The manuscript of this famous "History of Plymouth Plantation," consisting of two hundred and seventy pages, disappeared from Boston in colonial days, and came into the possession of the Lord Bishop of London. In 1897, on request, he generously restored it to the Commonwealth of Massachusetts.

On Plymouth's hallowed "Burial Hill," stands a marble obelisk, in memory of Governor William Bradford, Zealous Puritan and Sincere Christian, Governor of Plymouth Colony, 1621-1657.

Edward Winslow (1595-1655), was another wellknown Plymouth diarist. His, however, was a daybook, not a year-book. He was greatly interested in the Indians, specially in the courteous Massasoit. He became governor and was three times in office.

Governor John Winthrop (1588-1649), also recorded doings colonial. He was an aristocratic Englishman of marked wisdom, who, having been elected in England as Puritan leader of the Massachusetts Bay Colony, set sail with his charter and about a thousand followers, in 1630. They settled on the site of modern Boston.

Governor Winthrop, the leading spirit, was historian. His noted "Journal," called "A History

of New England," was a faithful reflection of the life of the country. It is in a smoother, more polished style, but not so picturesque as that of Governor Bradford.

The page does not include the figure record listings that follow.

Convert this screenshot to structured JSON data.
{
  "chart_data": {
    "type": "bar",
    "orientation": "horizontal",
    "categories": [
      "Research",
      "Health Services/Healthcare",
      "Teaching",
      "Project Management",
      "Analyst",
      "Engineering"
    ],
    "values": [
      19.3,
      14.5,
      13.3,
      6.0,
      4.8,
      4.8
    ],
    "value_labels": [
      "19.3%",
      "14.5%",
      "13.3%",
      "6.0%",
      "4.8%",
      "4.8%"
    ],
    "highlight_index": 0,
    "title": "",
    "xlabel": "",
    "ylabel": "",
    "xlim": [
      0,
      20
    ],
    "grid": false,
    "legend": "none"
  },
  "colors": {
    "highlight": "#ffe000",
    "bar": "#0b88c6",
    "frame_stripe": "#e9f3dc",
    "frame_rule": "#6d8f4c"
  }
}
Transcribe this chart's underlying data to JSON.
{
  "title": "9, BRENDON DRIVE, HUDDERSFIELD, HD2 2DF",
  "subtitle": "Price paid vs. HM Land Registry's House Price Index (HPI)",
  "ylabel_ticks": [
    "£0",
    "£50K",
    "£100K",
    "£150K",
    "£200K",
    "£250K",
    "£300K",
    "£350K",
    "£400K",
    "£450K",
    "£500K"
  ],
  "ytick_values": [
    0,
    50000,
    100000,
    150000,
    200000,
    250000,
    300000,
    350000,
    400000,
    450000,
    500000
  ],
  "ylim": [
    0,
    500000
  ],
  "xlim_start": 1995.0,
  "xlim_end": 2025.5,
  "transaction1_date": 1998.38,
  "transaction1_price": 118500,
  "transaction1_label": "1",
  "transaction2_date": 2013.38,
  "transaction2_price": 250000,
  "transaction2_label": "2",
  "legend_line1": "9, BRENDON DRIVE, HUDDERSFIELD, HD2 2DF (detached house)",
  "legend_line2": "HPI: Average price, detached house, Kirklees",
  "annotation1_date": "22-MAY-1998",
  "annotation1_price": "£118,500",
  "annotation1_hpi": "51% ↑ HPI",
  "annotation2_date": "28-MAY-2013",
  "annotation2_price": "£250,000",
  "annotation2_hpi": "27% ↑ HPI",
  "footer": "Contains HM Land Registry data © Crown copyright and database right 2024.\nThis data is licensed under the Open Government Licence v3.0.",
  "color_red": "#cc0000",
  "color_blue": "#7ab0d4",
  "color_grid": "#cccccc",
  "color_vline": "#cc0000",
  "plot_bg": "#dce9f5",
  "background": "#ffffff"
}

It began before leaving England and was continued forty years.

All these antiquated chronicles-important though they be in keeping alive our history would prove tedious reading now-a-days; but Hawthorne, Longfellow and Whittier, by their magic touch, have transformed some of them into unforgettable tales.

"A rock in the wilderness welcomed our sires,
From bondage far over the dark rolling sea;
On that holy altar they kindled the fires,
Jehovah, which glow in our bosoms for Thee."